86 10.1 Solving Radical Equations

In this section, radical equations that need to solved are discussed. The strategy is relatively simple: isolate the radical on one side of the equation and all variables will remain on the other side. Once this is done, square, cube, or raise each side to a power that removes the radical. For example:

$\begin{array}{ll} \text{For }\sqrt{5x+3}=1,\text{ the solution can be found by squaring both sides}&(\sqrt{5x+3})^2=(1)^2 \\ \text{For }\sqrt[3]{5x+3}=1,\text{ the solution can be found by cubing both sides}&(\sqrt[3]{5x+3})^3=(1)^3 \\ \text{For }\sqrt[4]{5x+3}=1,\text{ the solution can be found by using the fourth power}&(\sqrt[4]{5x+3})^4=(1)^4 \\ \text{For }\sqrt[5]{5x+3}=1,\text{ the solution can be found by using the fifth power}&(\sqrt[5]{5x+3})^5=(1)^5 \\ \end{array}$

Once the radical is removed, then solve the resulting equation. Consider how this strategy is used in the following example.

Example 10.1.1

Solve for $x$ in $\sqrt{2x + 4} - 6 = 0$ .

First, isolate the radical:

$\begin{array}{rrrrr} \sqrt{2x+4}&-&6&=&0 \\ &+&6&=&+6 \\ \midrule \sqrt{2x+4}&&&=&6 \end{array}$

This leaves:

$\sqrt{2x+4}=6$

Squaring both sides:

$(\sqrt{2x+4})^2=(6)^2$

This results in:

$\begin{array}{rrrrr} 2x&+&4&=&36 \\ &-&4&&-4 \\ \midrule &&2x&=&32 \\ \\ &&x&=&16 \end{array}$

This same strategy works for equations having indices larger than 2.

Example 10.1.2

Solve for $x$ in $\sqrt[3]{3-3x}=\sqrt[3]{2x-7}$ .

For this problem, there are two radicals equalling each other, and all that is required is to cube each to cancel the radicals out.

Because there is an odd index, there will have two solutions to this equation: one positive and one negative.

Positive Solution

$\begin{array}{rrrrrrrr} &3&-&3x&=&2x&-&7 \\ -&3&-&2x&&-2x&-&3 \\ \midrule &&&-5x&=&-10&& \\ &&&x&=&2&& \end{array}$

Negative Solution

$\begin{array}{rrrrrrrr} &3&-&3x&=&-(2x&-&7) \\ &3&-&3x&=&-2x&+&7 \\ -&3&+&2x&&+2x&-&3 \\ \midrule &&&-x&=&4&& \\ &&&x&=&-4&& \end{array}$

The strategy used above to isolate and solve for the radicals works the same for radicals in inequalities, except that you will now have to square, cube or use a larger power on each of the terms. For example:

Example 10.1.3

Solve for $x$ in $3 < \sqrt{3x + 9} \le 6$ .
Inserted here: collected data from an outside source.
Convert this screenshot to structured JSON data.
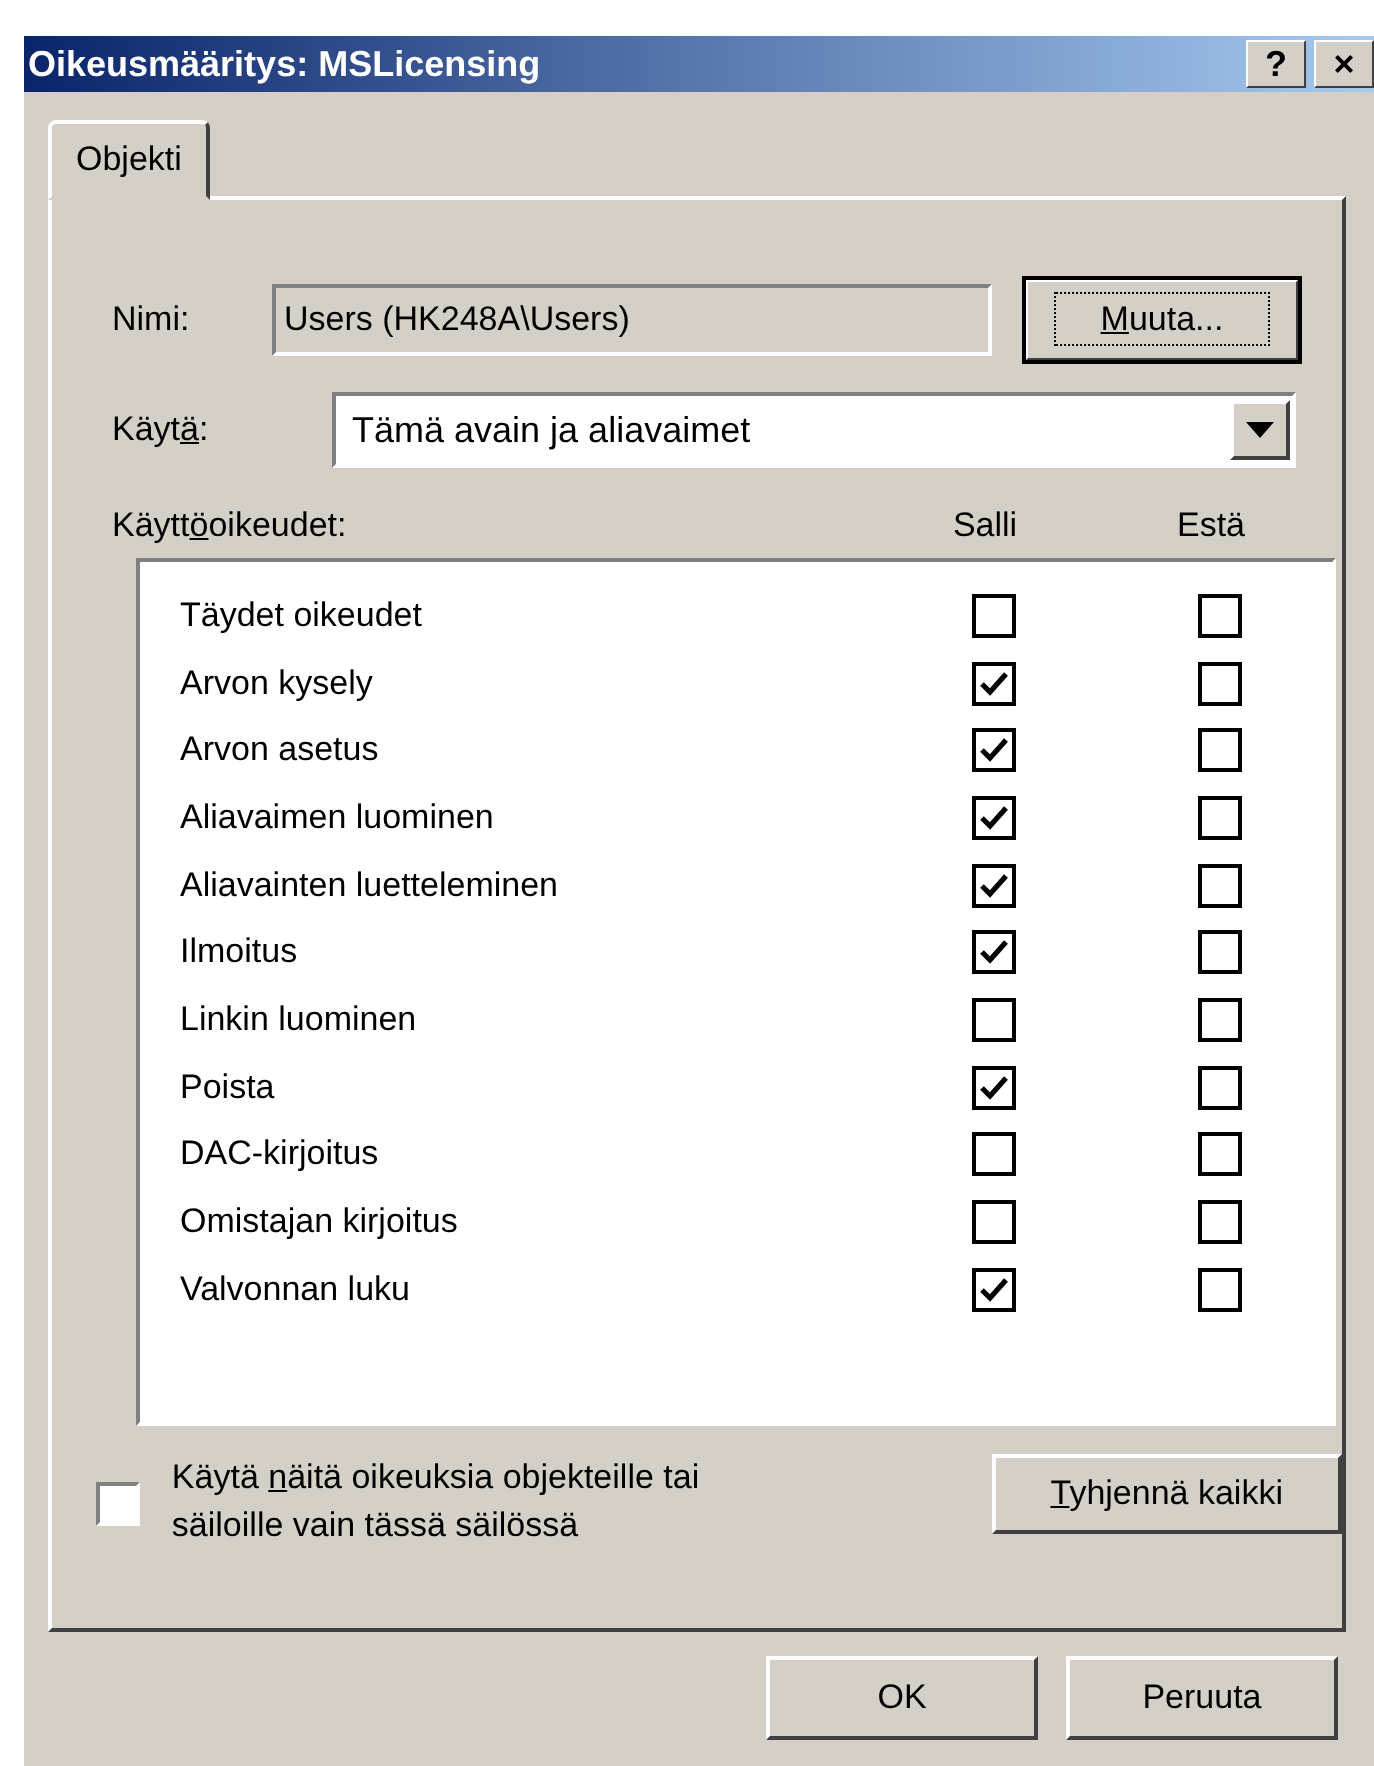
{
  "window": {
    "title": "Oikeusmääritys: MSLicensing",
    "title_buttons": [
      "?",
      "×"
    ]
  },
  "tabs": [
    {
      "label": "Objekti",
      "selected": true
    }
  ],
  "name_row": {
    "label": "Nimi:",
    "value": "Users (HK248A\\Users)",
    "button": {
      "key": "M",
      "post": "uuta..."
    }
  },
  "apply_row": {
    "label": {
      "pre": "Käyt",
      "key": "ä",
      "post": ":"
    },
    "value": "Tämä avain ja aliavaimet"
  },
  "permissions": {
    "heading": {
      "pre": "Käytt",
      "key": "ö",
      "post": "oikeudet:"
    },
    "columns": [
      "Salli",
      "Estä"
    ],
    "rows": [
      {
        "name": "Täydet oikeudet",
        "allow": false,
        "deny": false
      },
      {
        "name": "Arvon kysely",
        "allow": true,
        "deny": false
      },
      {
        "name": "Arvon asetus",
        "allow": true,
        "deny": false
      },
      {
        "name": "Aliavaimen luominen",
        "allow": true,
        "deny": false
      },
      {
        "name": "Aliavainten luetteleminen",
        "allow": true,
        "deny": false
      },
      {
        "name": "Ilmoitus",
        "allow": true,
        "deny": false
      },
      {
        "name": "Linkin luominen",
        "allow": false,
        "deny": false
      },
      {
        "name": "Poista",
        "allow": true,
        "deny": false
      },
      {
        "name": "DAC-kirjoitus",
        "allow": false,
        "deny": false
      },
      {
        "name": "Omistajan kirjoitus",
        "allow": false,
        "deny": false
      },
      {
        "name": "Valvonnan luku",
        "allow": true,
        "deny": false
      }
    ]
  },
  "inherit_option": {
    "checked": false,
    "label": {
      "pre": "Käytä ",
      "key": "n",
      "post": "äitä oikeuksia objekteille tai säiloille vain tässä säilössä"
    }
  },
  "clear_button": {
    "key": "T",
    "post": "yhjennä kaikki"
  },
  "buttons": [
    "OK",
    "Peruuta"
  ]
}
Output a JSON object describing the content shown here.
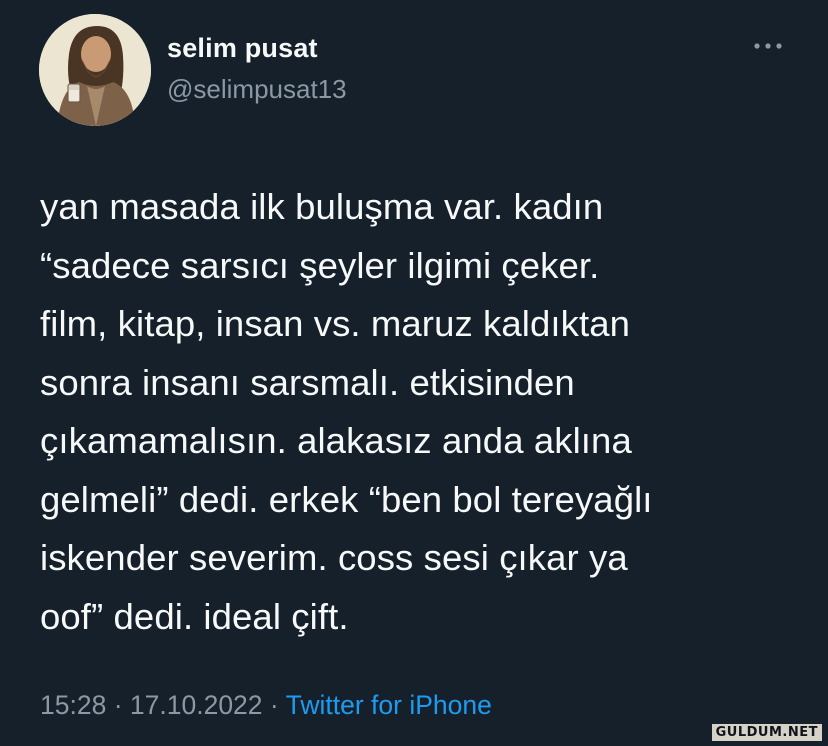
{
  "user": {
    "display_name": "selim pusat",
    "handle": "@selimpusat13"
  },
  "tweet": {
    "text": "yan masada ilk buluşma var. kadın\n“sadece sarsıcı şeyler ilgimi çeker.\nfilm, kitap, insan vs. maruz kaldıktan\nsonra insanı sarsmalı. etkisinden\nçıkamamalısın. alakasız anda aklına\ngelmeli” dedi. erkek “ben bol tereyağlı\niskender severim. coss sesi çıkar ya\noof” dedi. ideal çift.",
    "time": "15:28",
    "date": "17.10.2022",
    "separator": "·",
    "source": "Twitter for iPhone"
  },
  "watermark": "GULDUM.NET",
  "colors": {
    "background": "#15202b",
    "text": "#f7f9f9",
    "secondary": "#8b98a5",
    "link": "#1d9bf0"
  },
  "icons": {
    "more": "more-horizontal-icon"
  }
}
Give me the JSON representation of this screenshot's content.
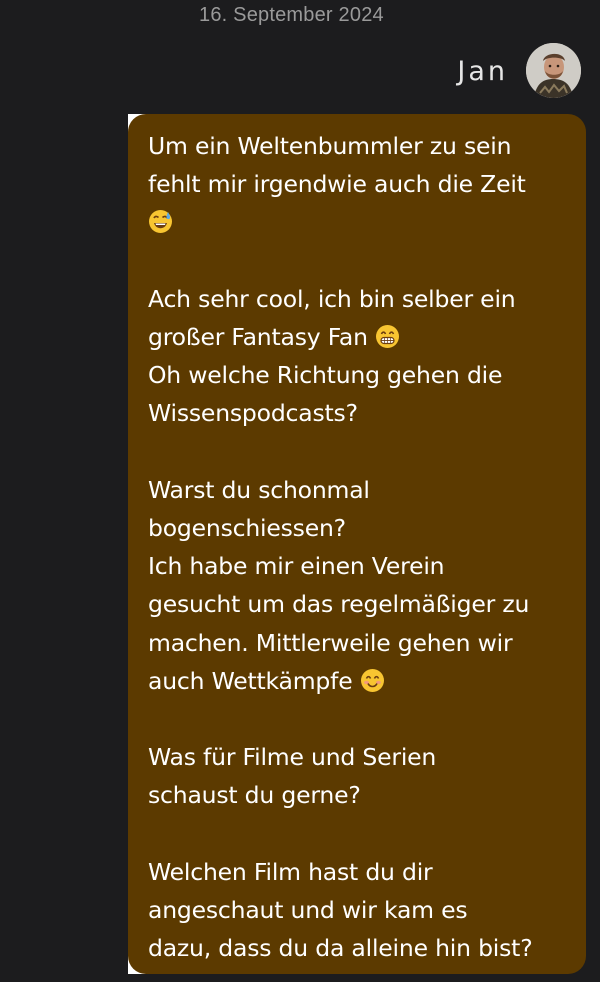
{
  "chat": {
    "date": "16. September 2024",
    "sender": "Jan",
    "colors": {
      "background": "#1c1c1e",
      "bubble": "#5c3a00",
      "text": "#ffffff",
      "date": "#9a9a9a"
    }
  },
  "message": {
    "p1_text": "Um ein Weltenbummler zu sein\nfehlt mir irgendwie auch die Zeit\n",
    "p1_emoji": "smiling-face-sweat-icon",
    "p2_line1": "Ach sehr cool, ich bin selber ein\ngroßer Fantasy Fan ",
    "p2_emoji": "grinning-face-icon",
    "p2_line2": "\nOh welche Richtung gehen die\nWissenspodcasts?",
    "p3_text": "Warst du schonmal\nbogenschiessen?\nIch habe mir einen Verein\ngesucht um das regelmäßiger zu\nmachen. Mittlerweile gehen wir\nauch Wettkämpfe ",
    "p3_emoji": "smiling-face-icon",
    "p4_text": "Was für Filme und Serien\nschaust du gerne?",
    "p5_text": "Welchen Film hast du dir\nangeschaut und wir kam es\ndazu, dass du da alleine hin bist?"
  }
}
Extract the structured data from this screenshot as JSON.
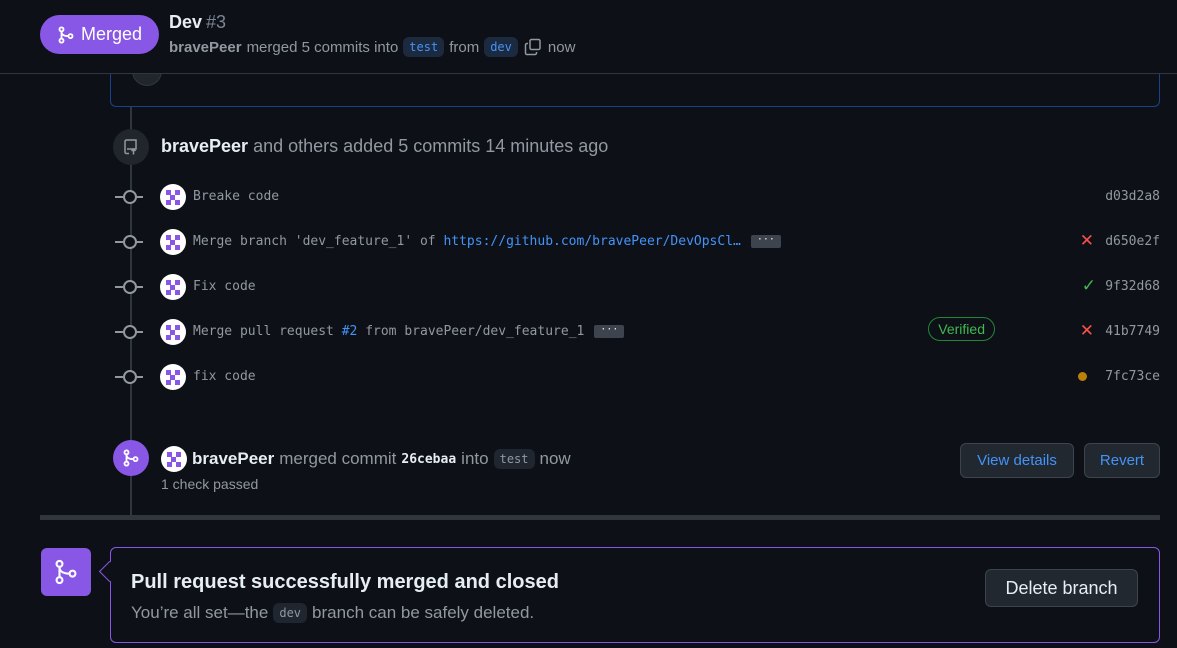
{
  "header": {
    "state_label": "Merged",
    "title": "Dev",
    "number": "#3",
    "author": "bravePeer",
    "merge_text": "merged 5 commits into",
    "base_branch": "test",
    "from_text": "from",
    "head_branch": "dev",
    "time": "now"
  },
  "timeline": {
    "added": {
      "author": "bravePeer",
      "text": "and others added 5 commits 14 minutes ago"
    },
    "commits": [
      {
        "message": "Breake code",
        "link": "",
        "ellipsis": false,
        "sha": "d03d2a8",
        "status": "none",
        "status_glyph": "",
        "verified": ""
      },
      {
        "message": "Merge branch 'dev_feature_1' of ",
        "link": "https://github.com/bravePeer/DevOpsCl…",
        "ellipsis": true,
        "sha": "d650e2f",
        "status": "fail",
        "status_glyph": "✕",
        "verified": ""
      },
      {
        "message": "Fix code",
        "link": "",
        "ellipsis": false,
        "sha": "9f32d68",
        "status": "ok",
        "status_glyph": "✓",
        "verified": ""
      },
      {
        "message_pre": "Merge pull request ",
        "pr_link": "#2",
        "message_post": " from bravePeer/dev_feature_1",
        "ellipsis": true,
        "sha": "41b7749",
        "status": "fail",
        "status_glyph": "✕",
        "verified": "Verified"
      },
      {
        "message": "fix code",
        "link": "",
        "ellipsis": false,
        "sha": "7fc73ce",
        "status": "pending",
        "status_glyph": "",
        "verified": ""
      }
    ],
    "ellipsis_label": "···",
    "merge_event": {
      "author": "bravePeer",
      "text": "merged commit",
      "sha": "26cebaa",
      "into": "into",
      "branch": "test",
      "time": "now",
      "checks": "1 check passed",
      "view_details": "View details",
      "revert": "Revert"
    }
  },
  "merge_box": {
    "title": "Pull request successfully merged and closed",
    "sub_pre": "You’re all set—the",
    "branch": "dev",
    "sub_post": "branch can be safely deleted.",
    "delete_label": "Delete branch"
  },
  "colors": {
    "merged": "#8957e5",
    "link": "#4493f8",
    "fail": "#f85149",
    "success": "#3fb950",
    "pending": "#bb8009"
  }
}
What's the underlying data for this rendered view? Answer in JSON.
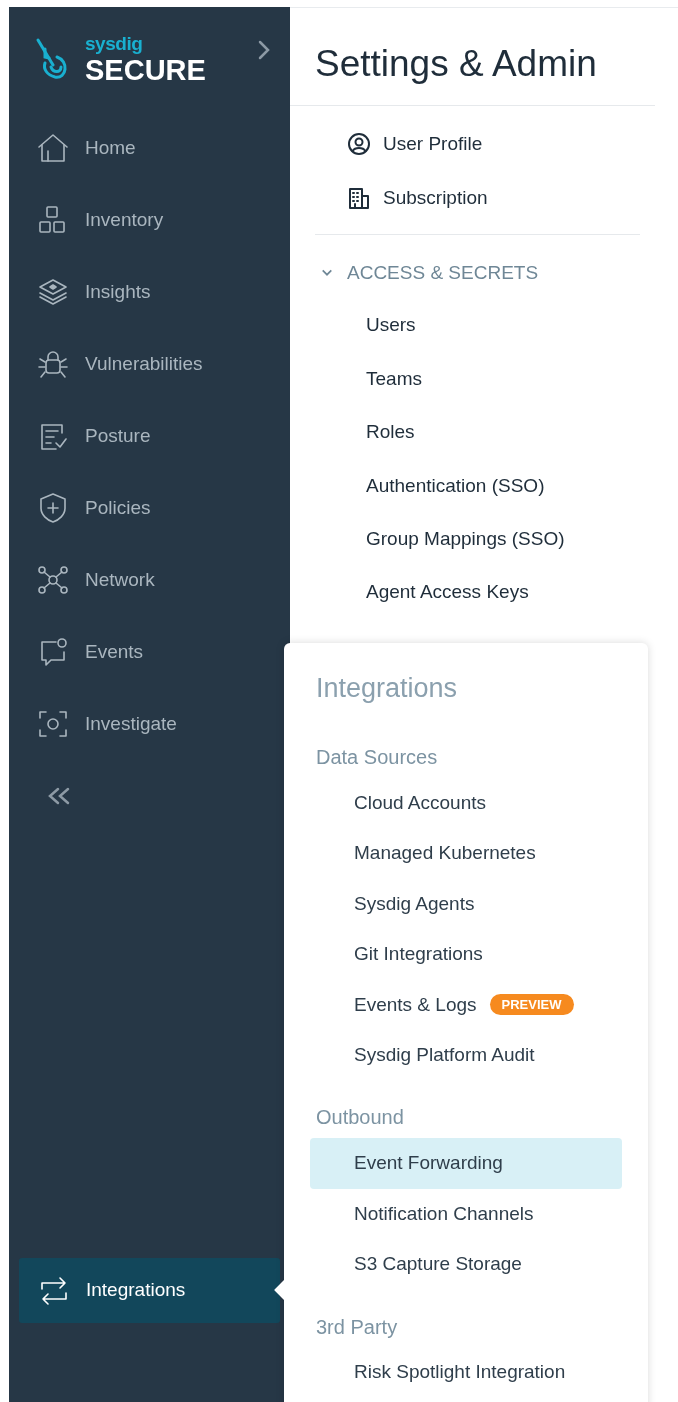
{
  "sidebar": {
    "logo": {
      "brand": "sysdig",
      "product": "SECURE"
    },
    "items": [
      {
        "label": "Home",
        "selected": false
      },
      {
        "label": "Inventory",
        "selected": false
      },
      {
        "label": "Insights",
        "selected": false
      },
      {
        "label": "Vulnerabilities",
        "selected": false
      },
      {
        "label": "Posture",
        "selected": false
      },
      {
        "label": "Policies",
        "selected": false
      },
      {
        "label": "Network",
        "selected": false
      },
      {
        "label": "Events",
        "selected": false
      },
      {
        "label": "Investigate",
        "selected": false
      }
    ],
    "bottom_items": [
      {
        "label": "Integrations",
        "selected": true
      }
    ]
  },
  "settings": {
    "title": "Settings & Admin",
    "items": [
      {
        "label": "User Profile"
      },
      {
        "label": "Subscription"
      }
    ],
    "sections": [
      {
        "title": "ACCESS & SECRETS",
        "expanded": true,
        "items": [
          {
            "label": "Users"
          },
          {
            "label": "Teams"
          },
          {
            "label": "Roles"
          },
          {
            "label": "Authentication (SSO)"
          },
          {
            "label": "Group Mappings (SSO)"
          },
          {
            "label": "Agent Access Keys"
          }
        ]
      }
    ]
  },
  "integrations_menu": {
    "title": "Integrations",
    "groups": [
      {
        "title": "Data Sources",
        "items": [
          {
            "label": "Cloud Accounts",
            "selected": false
          },
          {
            "label": "Managed Kubernetes",
            "selected": false
          },
          {
            "label": "Sysdig Agents",
            "selected": false
          },
          {
            "label": "Git Integrations",
            "selected": false
          },
          {
            "label": "Events & Logs",
            "selected": false,
            "badge": "PREVIEW"
          },
          {
            "label": "Sysdig Platform Audit",
            "selected": false
          }
        ]
      },
      {
        "title": "Outbound",
        "items": [
          {
            "label": "Event Forwarding",
            "selected": true
          },
          {
            "label": "Notification Channels",
            "selected": false
          },
          {
            "label": "S3 Capture Storage",
            "selected": false
          }
        ]
      },
      {
        "title": "3rd Party",
        "items": [
          {
            "label": "Risk Spotlight Integration",
            "selected": false
          }
        ]
      }
    ]
  }
}
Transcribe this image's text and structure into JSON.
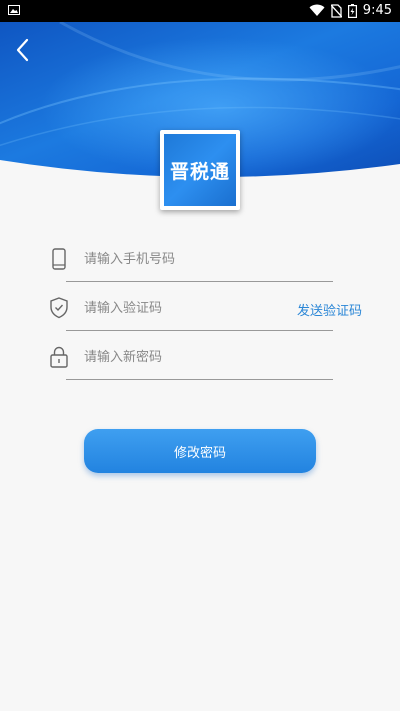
{
  "status_bar": {
    "time": "9:45",
    "icons": [
      "image-icon",
      "wifi-icon",
      "no-sim-icon",
      "battery-icon"
    ]
  },
  "header": {
    "back_icon": "chevron-left-icon"
  },
  "logo": {
    "text": "晋税通",
    "color": "#2d8ff0"
  },
  "form": {
    "phone": {
      "icon": "phone-icon",
      "placeholder": "请输入手机号码",
      "value": ""
    },
    "code": {
      "icon": "shield-check-icon",
      "placeholder": "请输入验证码",
      "value": "",
      "send_label": "发送验证码"
    },
    "password": {
      "icon": "lock-icon",
      "placeholder": "请输入新密码",
      "value": ""
    }
  },
  "submit": {
    "label": "修改密码"
  },
  "colors": {
    "accent": "#2a86d6",
    "button_top": "#3f9ff0",
    "button_bottom": "#2283e0",
    "header_blue": "#1a6fd6"
  }
}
For this problem, there are three terms to square out.

This looks like:

$(3)^2<(\sqrt{3x+9})^2\le (6)^2$

Which results in:

$\begin{array}{rrrcrrr} 9&<&3x&+&9&\le &36 \\ -9&&&-&9&&-9 \\ \midrule \dfrac{0}{3}&<&&\dfrac{3x}{3}&&\le &\dfrac{27}{3} \\ \\ 0&<&&x&&\le &9 \\ \end{array}$

For all cases of radical equations, check answers to see if they work. There may be variations of these radical equations in higher levels of math, but the strategy will always be similar in that you will always work to square the radicals out.